Rong was lucky to survive unscathed; and his luck held when Deng took power in 1978, famously rejecting Maoism with the folksy aphorism that he didn't care what colour the cat was "as long as it catches mice". Rong had been the wrong colour for at least a decade, but fewer cats were better qualified to manage China's transition to a free market than a man steeped in two generations of family business. He became one of Deng's closest advisers and set up the China International Trust Investment Company (Citic), effectively the investment arm of the Chinese state.

Rejecting with breathtaking speed the values of the previous era, the company became one of the most voracious and successful of the new breed of post-Mao enterprises, hoovering up interests in telecoms, utilities, infrastructure and airlines, and becoming a sprawling conglomerate with branches all over the world.

A breathless article in Financial Review from the 1990s found the Citic employees "swapping Mao suits for Boss and Chanel" and barking orders into mobile phones. The article said: "With an average age of 35, their language is not of Mao's Little Red Book . . . but more of Adam Smith's Wealth of Nations . . . in Chinese".
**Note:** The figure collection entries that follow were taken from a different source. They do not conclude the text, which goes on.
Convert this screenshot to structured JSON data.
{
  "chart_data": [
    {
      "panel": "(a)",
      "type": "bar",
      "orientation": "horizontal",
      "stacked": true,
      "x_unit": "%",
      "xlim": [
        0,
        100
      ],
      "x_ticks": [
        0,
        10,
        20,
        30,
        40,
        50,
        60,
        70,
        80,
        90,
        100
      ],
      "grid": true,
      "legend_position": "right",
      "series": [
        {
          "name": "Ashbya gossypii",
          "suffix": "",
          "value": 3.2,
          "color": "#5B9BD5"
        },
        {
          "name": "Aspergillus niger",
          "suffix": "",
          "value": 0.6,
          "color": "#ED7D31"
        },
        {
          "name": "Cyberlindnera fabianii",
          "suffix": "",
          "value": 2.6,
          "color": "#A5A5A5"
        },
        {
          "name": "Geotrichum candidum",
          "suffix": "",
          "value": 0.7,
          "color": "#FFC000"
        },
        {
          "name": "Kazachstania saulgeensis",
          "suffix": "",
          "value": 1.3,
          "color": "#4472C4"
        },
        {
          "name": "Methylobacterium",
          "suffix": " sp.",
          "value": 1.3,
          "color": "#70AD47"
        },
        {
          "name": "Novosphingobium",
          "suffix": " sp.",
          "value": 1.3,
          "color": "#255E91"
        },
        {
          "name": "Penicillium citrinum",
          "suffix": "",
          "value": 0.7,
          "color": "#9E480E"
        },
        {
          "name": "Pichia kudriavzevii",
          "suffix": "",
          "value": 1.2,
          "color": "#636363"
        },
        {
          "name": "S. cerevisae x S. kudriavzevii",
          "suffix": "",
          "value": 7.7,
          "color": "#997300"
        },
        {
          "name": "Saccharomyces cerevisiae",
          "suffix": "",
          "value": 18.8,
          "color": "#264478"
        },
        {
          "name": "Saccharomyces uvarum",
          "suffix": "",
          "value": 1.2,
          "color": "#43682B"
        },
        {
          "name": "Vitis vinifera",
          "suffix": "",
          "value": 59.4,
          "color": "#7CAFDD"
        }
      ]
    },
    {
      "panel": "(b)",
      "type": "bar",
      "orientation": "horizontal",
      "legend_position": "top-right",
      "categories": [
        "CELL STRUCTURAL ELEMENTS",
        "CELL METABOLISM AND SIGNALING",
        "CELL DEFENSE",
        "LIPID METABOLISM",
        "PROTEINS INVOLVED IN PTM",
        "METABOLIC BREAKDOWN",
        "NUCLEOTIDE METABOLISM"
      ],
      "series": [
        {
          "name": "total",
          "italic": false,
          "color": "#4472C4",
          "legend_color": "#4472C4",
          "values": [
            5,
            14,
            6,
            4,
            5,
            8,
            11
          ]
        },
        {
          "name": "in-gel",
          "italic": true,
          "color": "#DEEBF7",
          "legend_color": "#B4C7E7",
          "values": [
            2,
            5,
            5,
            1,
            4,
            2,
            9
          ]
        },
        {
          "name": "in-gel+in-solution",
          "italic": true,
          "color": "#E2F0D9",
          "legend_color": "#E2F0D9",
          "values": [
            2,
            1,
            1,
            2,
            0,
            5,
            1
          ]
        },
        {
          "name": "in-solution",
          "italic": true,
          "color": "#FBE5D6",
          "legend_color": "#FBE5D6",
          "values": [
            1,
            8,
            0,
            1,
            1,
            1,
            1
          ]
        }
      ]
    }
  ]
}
The name Rong, like Deng, became synonymous with unabashed money-making, and the target - mainly outside China - of allegations of cronyism, corruption and nepotism. Like Deng Zhifang, Premier Deng's wealthy son, Rong's son Larry Yung prospered with the help of family connections, becoming chairman of the Hong Kong-based Citic Pacific and eventually one of the former colony's richest men. The elder Rong built himself an enormous lakeside villa in his native Jiangsu Province.

The rhetoric, some of which can be found in Rong's obituary in the China Daily (which of course fails to mention his wilderness years in the Cultural Revolution) was that he was a "model capitalist" and patriot striving to increase the power and prestige of the whole country. There is no doubt that Citic has been one of the principal conduits for investment into China since 1980, helping profoundly to reshape the country's business landscape. But few could help being struck by the awesome wealth gap that opened up in the years after Deng's reforms, between men like Rong and the vast, impoverished mass of people in the countryside.

Still, Rong was an official state hero and, in contrast to many of the recently deceased luminaries of the Revolution, he was accorded the honour of an official mention on state television when he died - as a "great Chinese" who with his corporate work had "helped open up a window to the world". But no mention was made of his estimated personal fortune of $1bn, or where it would go.